Der japanische Bestseller-Autor Tamotsu Sugano wurde Mitte des Monats der Staatsanwaltschaft vorgeführt. Grund dafür war der Vorwurf, er sei im Jahr 2012 einer Frau gegenüber sexuell übergriffig geworden.

Am 14. Mai erhielt die Staatsanwaltschaft die Ermittlungsunterlagen. Aus diesen geht hervor, dass Sugano die etwa 40-jährige Frau sexuell bedrängt haben soll. Er habe sie am 9. Juli 2012 in einer Wohnung in Tokyo auf das Bett geschoben und versucht, sie zu küssen. Nach einer Anzeige der Frau wurde das Verfahren aufgenommen.

Sugano ist in Japan vor allem durch sein Werk Nippon Kalgi no Kenkyu (Eine Studie der Japankonferenz) bekannt. In dem 2016 erschienenen Buch gibt Sugano, der auch politischer Aktivist ist, Aufschluss über eine konservative Lobbygruppe, die in Japan großen Einfluss hat.

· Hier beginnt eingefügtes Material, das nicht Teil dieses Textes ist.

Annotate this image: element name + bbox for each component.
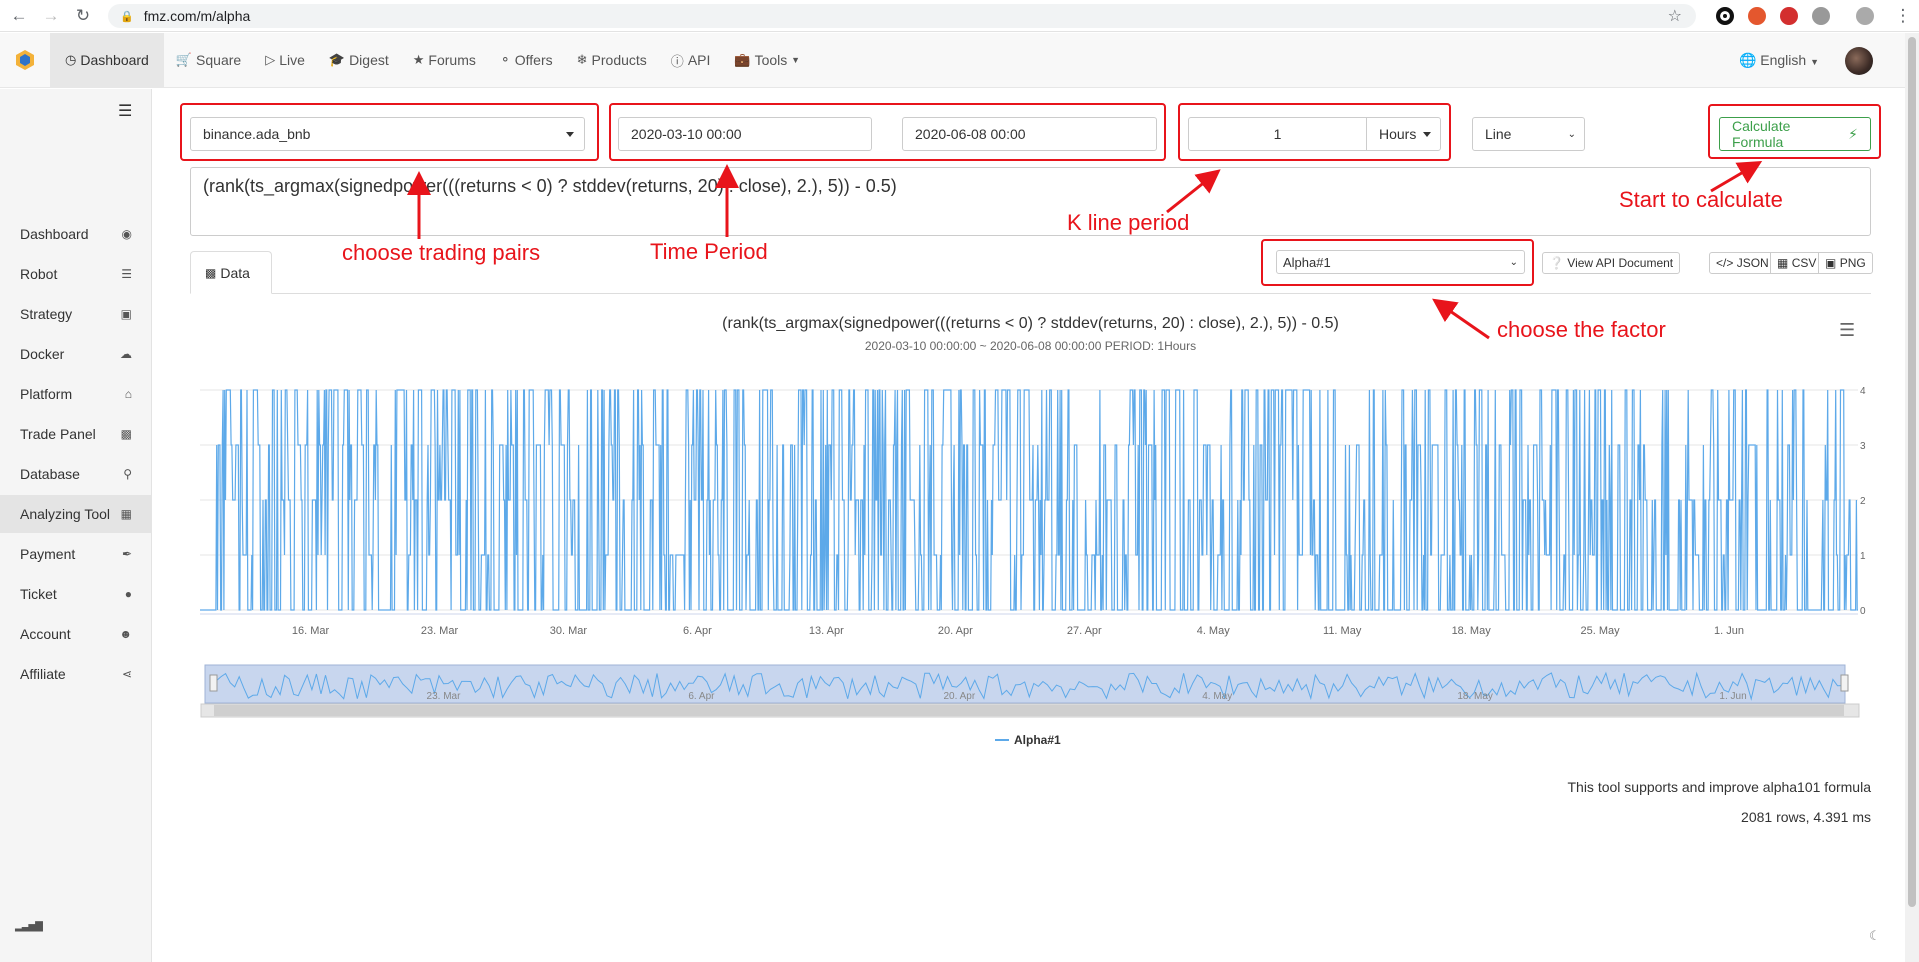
x-tick-label: 23. Mar xyxy=(421,625,459,637)
x-tick-label: 16. Mar xyxy=(292,625,330,637)
x-tick-label: 6. Apr xyxy=(683,625,712,637)
y-tick-label: 0 xyxy=(1860,606,1866,617)
navigator-tick-label: 18. May xyxy=(1457,691,1493,702)
footer-stats: 2081 rows, 4.391 ms xyxy=(1741,809,1871,825)
alpha-line-chart: 0 1 2 3 4 16. Mar 23. Mar 30. Mar 6. Apr 13. Apr 2… xyxy=(200,386,1866,718)
y-tick-label: 4 xyxy=(1860,386,1866,397)
x-tick-label: 13. Apr xyxy=(809,625,844,637)
navigator-handle-right xyxy=(1840,674,1849,692)
navigator-tick-label: 4. May xyxy=(1202,691,1232,702)
navigator-scrollbar-thumb xyxy=(214,705,1844,716)
y-tick-label: 3 xyxy=(1860,441,1866,452)
moon-icon[interactable]: ☾ xyxy=(1869,928,1881,944)
chart-legend[interactable]: Alpha#1 xyxy=(995,733,1061,747)
scrollbar-thumb[interactable] xyxy=(1908,37,1916,907)
bar-chart-icon: ▩ xyxy=(205,265,217,280)
tab-data-label: Data xyxy=(220,264,250,281)
navigator-tick-label: 6. Apr xyxy=(688,691,715,702)
x-tick-label: 27. Apr xyxy=(1067,625,1102,637)
x-tick-label: 1. Jun xyxy=(1714,625,1744,637)
footer-note: This tool supports and improve alpha101 … xyxy=(1567,779,1871,795)
x-tick-label: 11. May xyxy=(1323,625,1362,637)
x-tick-label: 20. Apr xyxy=(938,625,973,637)
x-tick-label: 30. Mar xyxy=(550,625,588,637)
x-tick-label: 25. May xyxy=(1581,625,1621,637)
navigator-handle-left xyxy=(209,674,218,692)
page-scrollbar[interactable] xyxy=(1905,33,1919,962)
tab-data[interactable]: ▩ Data xyxy=(190,251,272,294)
x-tick-label: 4. May xyxy=(1197,625,1231,637)
x-tick-label: 18. May xyxy=(1452,625,1492,637)
y-tick-label: 2 xyxy=(1860,496,1866,507)
y-tick-label: 1 xyxy=(1860,551,1866,562)
navigator-tick-label: 1. Jun xyxy=(1719,691,1746,702)
navigator-tick-label: 23. Mar xyxy=(427,691,462,702)
legend-label: Alpha#1 xyxy=(1014,733,1061,747)
navigator-tick-label: 20. Apr xyxy=(943,691,975,702)
legend-swatch xyxy=(995,739,1009,741)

Im Zentrum steht der Einfluss dieser Lobby auf Premierminister Shinzo Abe und seine Mitarbeiter.

Die Polizei gab bekannt, dass Sugano die Vorwürfe in allen wesentlichen Punkten zugegeben habe. Die Frau hatte eine Schadensersatzklage eingereicht, weil sie das Vorgehen Suganos als sexuellen Missbrauch verstand. Daraufhin ordnete das Bezirksgesicht Tokyo Sugano an, der Frau 1,1 Millionen Yen (etwa 8.930 Euro) zu zahlen. Die Summe wäre bis zum August 2017 fällig gewesen. Der Schriftsteller legte gegen das Urteil Berufung ein, doch dies wies der Tokyo High Court im Februar 2018 zurück. Daraufhin ist der Fall nun Sache der Staatsanwaltschaft.